XENION (ein psychosoziales Behandlungszentrum für Geflüchtete) und Jugend ohne Grenzen machten in ihrer gemeinsamen Rede deutlich, dass Sozialarbeiter:innen sich ebenfalls gegen das rassistische Migrationssystem, Krieg und für menschenwürdige Unterbringung von Geflüchteten einsetzen müssen, da dies Faktoren sind, die das Leben der Klient:innen erschweren.

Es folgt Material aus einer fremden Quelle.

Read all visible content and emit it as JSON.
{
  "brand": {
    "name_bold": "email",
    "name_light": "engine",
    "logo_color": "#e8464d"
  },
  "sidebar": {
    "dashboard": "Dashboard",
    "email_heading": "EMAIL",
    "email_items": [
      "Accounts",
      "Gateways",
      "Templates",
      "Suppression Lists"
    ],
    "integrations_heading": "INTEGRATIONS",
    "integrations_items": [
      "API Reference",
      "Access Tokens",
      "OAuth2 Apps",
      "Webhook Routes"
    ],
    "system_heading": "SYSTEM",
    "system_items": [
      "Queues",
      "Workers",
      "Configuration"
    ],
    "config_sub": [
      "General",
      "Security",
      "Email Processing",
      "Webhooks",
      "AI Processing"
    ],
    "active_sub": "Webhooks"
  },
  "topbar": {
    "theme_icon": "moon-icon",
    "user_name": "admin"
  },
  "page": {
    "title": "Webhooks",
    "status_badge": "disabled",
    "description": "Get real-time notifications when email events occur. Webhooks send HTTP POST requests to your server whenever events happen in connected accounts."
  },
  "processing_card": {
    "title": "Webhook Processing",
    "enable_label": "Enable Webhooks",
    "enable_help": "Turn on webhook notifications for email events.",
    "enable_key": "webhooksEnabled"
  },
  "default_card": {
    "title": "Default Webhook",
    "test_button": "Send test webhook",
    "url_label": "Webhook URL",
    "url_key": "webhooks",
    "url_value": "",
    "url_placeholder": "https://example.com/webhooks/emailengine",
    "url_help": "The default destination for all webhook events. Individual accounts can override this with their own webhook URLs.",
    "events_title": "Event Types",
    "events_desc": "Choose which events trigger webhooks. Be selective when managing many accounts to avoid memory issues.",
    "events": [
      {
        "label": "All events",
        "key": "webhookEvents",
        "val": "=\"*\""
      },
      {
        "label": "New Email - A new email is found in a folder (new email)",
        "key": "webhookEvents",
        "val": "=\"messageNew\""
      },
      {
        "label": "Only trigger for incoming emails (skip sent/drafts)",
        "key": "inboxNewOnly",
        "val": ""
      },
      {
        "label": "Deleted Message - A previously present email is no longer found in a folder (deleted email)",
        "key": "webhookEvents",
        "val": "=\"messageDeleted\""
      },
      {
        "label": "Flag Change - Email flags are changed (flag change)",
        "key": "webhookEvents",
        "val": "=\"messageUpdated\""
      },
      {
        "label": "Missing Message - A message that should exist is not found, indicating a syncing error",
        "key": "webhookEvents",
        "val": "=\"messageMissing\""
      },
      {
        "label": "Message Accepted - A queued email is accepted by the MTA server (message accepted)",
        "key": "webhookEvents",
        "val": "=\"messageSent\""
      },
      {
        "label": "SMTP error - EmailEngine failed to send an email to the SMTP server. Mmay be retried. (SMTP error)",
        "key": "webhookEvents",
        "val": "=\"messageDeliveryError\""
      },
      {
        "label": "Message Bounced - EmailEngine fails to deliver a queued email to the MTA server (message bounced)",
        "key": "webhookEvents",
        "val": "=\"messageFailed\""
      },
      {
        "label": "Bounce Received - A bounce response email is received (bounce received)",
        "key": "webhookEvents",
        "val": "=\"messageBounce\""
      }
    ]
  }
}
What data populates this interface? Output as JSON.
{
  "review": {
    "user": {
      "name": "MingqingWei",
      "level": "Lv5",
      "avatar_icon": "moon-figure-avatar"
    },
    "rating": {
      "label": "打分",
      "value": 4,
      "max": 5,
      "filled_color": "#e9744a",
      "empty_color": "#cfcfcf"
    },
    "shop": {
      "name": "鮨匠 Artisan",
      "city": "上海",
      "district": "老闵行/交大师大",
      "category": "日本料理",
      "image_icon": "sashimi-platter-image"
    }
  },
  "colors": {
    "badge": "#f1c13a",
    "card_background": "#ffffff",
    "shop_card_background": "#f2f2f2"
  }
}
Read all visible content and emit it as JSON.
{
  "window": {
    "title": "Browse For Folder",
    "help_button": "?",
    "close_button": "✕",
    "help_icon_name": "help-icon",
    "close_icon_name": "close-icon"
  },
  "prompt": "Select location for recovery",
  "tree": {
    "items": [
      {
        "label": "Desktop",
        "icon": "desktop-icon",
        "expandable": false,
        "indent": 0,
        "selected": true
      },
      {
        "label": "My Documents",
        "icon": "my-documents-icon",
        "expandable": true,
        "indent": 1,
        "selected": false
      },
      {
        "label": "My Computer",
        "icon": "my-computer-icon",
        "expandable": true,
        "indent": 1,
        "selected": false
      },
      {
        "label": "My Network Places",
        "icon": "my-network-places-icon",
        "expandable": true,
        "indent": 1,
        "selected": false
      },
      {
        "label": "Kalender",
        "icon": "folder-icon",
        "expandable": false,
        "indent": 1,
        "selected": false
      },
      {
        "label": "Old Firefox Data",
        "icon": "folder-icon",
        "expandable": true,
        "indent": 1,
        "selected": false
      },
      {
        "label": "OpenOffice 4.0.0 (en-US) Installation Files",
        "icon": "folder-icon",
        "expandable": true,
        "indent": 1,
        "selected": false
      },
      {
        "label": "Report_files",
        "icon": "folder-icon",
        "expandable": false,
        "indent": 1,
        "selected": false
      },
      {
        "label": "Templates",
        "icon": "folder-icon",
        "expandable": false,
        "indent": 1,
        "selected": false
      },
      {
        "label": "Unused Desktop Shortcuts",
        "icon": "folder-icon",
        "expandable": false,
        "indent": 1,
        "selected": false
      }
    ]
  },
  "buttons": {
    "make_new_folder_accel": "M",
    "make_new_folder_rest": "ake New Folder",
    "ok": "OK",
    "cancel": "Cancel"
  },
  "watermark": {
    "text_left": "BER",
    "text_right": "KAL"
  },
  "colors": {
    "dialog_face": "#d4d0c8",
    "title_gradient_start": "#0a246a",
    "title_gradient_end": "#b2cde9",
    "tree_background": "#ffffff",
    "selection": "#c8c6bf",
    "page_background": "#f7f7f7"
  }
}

Tamarah, Sozialarbeiterin in der Eingliederungshilfe bei einem freien Träger und organisiert bei unserer Arbeiter:innengruppe KGK Workers, sprach darüber, dass wir in einer Zeit der Krisen leben, und unsere Klient:innen und wir die Folgen der Inflation sowie die hohen Mietpreise stark zu spüren bekommen, während 100 Milliarden Euro in das Bundeswehr-Sondervermögen investiert werden. Sie klagte Union Busting, wie die Versuche der Behinderung von Betriebsrats-Gründungen an. Ebenfalls machte Tamarah auf den Fall unserer Genossin Inés Heider aufmerksam, die im Sommer fristlos von ihrem Job als Schulsozialarbeiterin in Berlin-Neukölln gekündigt wurde, da sie ihre Kolleg:innen über die geplanten Kürzungen im Bezirk informiert hatte. Dies ist ein krasser Angriff gegen eine gewerkschaftlich aktive Kollegin, in Berlin organisieren wir uns dagegen in einem Solidaritätskommittee. Tamarah betonte, dass wir kämpferische Gewerkschaften brauchen, in denen wir demokratisch an der Basis darüber entscheiden, wofür und wie lange wir streiken, und auch wie wir politische Forderungen in unseren Kampf einbeziehen.

Die Demonstration hat gezeigt, dass sich etwas tut im Sektor der Sozialen Arbeit, der lange als gewerkschaftlich unorganisierbar gehandelt wurde. Wir müssen uns organisieren, damit wir nicht mehr alleine gegen zu niedrige Löhne, schlechte Arbeitsbedingungen und Union Busting kämpfen und die Macht haben, Veränderungen zu erkämpfen, die unsere Arbeit und das Leben unserer Klient:innen verbessern.